Intimação tácita do advogado

Prazo em dias corridos e inaplicabilidade do CPC/15.

Alan Meirelles, Advogado
Publicado por Alan Meirelles
há 5 anos

Em tempos de processo eletrônico, uma questão interessante diz respeito às intimações dos atos processuais e a análise do momento inicial do prazo para manifestação da parte.

Antes da internet, ou ao menos até que ela tivesse toda essa hodierna dimensão, as comunicações dos atos processuais aos advogados eram feitas basicamente por meio do Diário Oficial. Era sempre recomendado ao causídico contratar uma das inúmeras prestadoras de serviços dos chamados “recortes” para que tomasse ciência dos conteúdos dos processos sob o seu patrocínio. O sistema era simples, mas relativamente eficiente. Como ninguém, ou quase ninguém, lê/lia diário, essas empresas “recortavam” os trechos que interessavam aos seus clientes advogados e enviavam para os seus escritórios nos endereços previamente cadastrados.
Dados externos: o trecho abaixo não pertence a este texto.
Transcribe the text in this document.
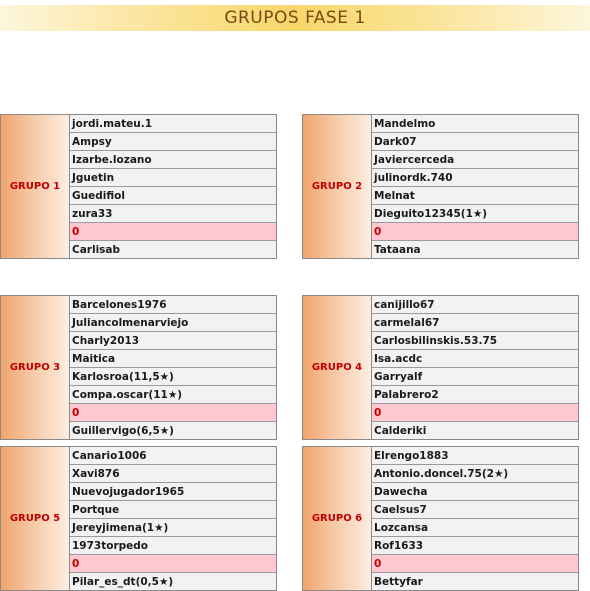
GRUPOS FASE 1
GRUPO 1
jordi.mateu.1
Ampsy
Izarbe.lozano
Jguetin
Guedifiol
zura33
0
Carlisab
GRUPO 2
Mandelmo
Dark07
Javiercerceda
julinordk.740
Melnat
Dieguito12345(1★)
0
Tataana
GRUPO 3
Barcelones1976
Juliancolmenarviejo
Charly2013
Maitica
Karlosroa(11,5★)
Compa.oscar(11★)
0
Guillervigo(6,5★)
GRUPO 4
canijillo67
carmelal67
Carlosbilinskis.53.75
Isa.acdc
Garryalf
Palabrero2
0
Calderiki
GRUPO 5
Canario1006
Xavi876
Nuevojugador1965
Portque
Jereyjimena(1★)
1973torpedo
0
Pilar_es_dt(0,5★)
GRUPO 6
Elrengo1883
Antonio.doncel.75(2★)
Dawecha
Caelsus7
Lozcansa
Rof1633
0
Bettyfar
É certo que os Diários Oficiais continuam a existir – não mais em papel, mas de forma digital – e essas empresas persistem em prestar seus serviços, contudo em menor escala, em razão do processo propriamente eletrônico, nos quais a intimação é direta e pessoal, cujas regras e procedimentos são disciplinados pela Lei 11.419/2006, que dispõe sobre a Informatização do Processo Judicial no Brasil.

Se nas publicações feitas em Diário Oficial a fluidez do prazo processual tem como marco a data da efetiva publicização do pronunciamento, no processo eletrônico o regramento é distinto. Isto porque, nesse modelo, os advogados têm acesso a um sistema digital, cuja visitação pelo profissional deve ser periódica, visto que o sistema figura como uma das suas ferramentas de trabalho. Desta forma, o advogado é intimado do ato processual no próprio sistema, no momento do acesso ao processo, fazendo fluir o prazo de manifestação, porquanto, efetivada a intimação em razão da consulta do seu teor pelo procurador da parte.

Mas ai surge uma questão: e se o advogado, percebendo que está abarrotado de trabalho, verificar que existe uma intimação em determinado processo e não acessá-la com finalidade de postergar o conhecimento sobre o ato e, desta forma, travar a fluidez do prazo de intimação? Para tal circunstância, o legislador estabeleceu, no § 3º do art. , da lei 11.419/06, um prazo de 10 (dez) dias corridos da data de envio da intimação, após o que ter-se-á por intimado o causídico, efetivando-se o que a doutrina batizou de intimação tácita do advogado.

Aspecto relevante sobre a questão diz respeito ao lapso temporal em dias corridos estabelecido pela lei, o que poderia gerar discussões em razão da sobrevinda do CPC, que, como se sabe, implementou a contagem dos prazos processuais em dias úteis, conforme disposto no caput do seu art. 219. A questão, contudo, deve ser resolvida com base no critério da especialidade da Lei 11.419/06, visto se tratar de norma específica, restando desta forma inaplicável o CPC/15.

Isto posto, nos casos de intimação tácita por meio eletrônico continuam a ser contados durante a fluidez do prazo os sábados, domingos, feriados e dias santos.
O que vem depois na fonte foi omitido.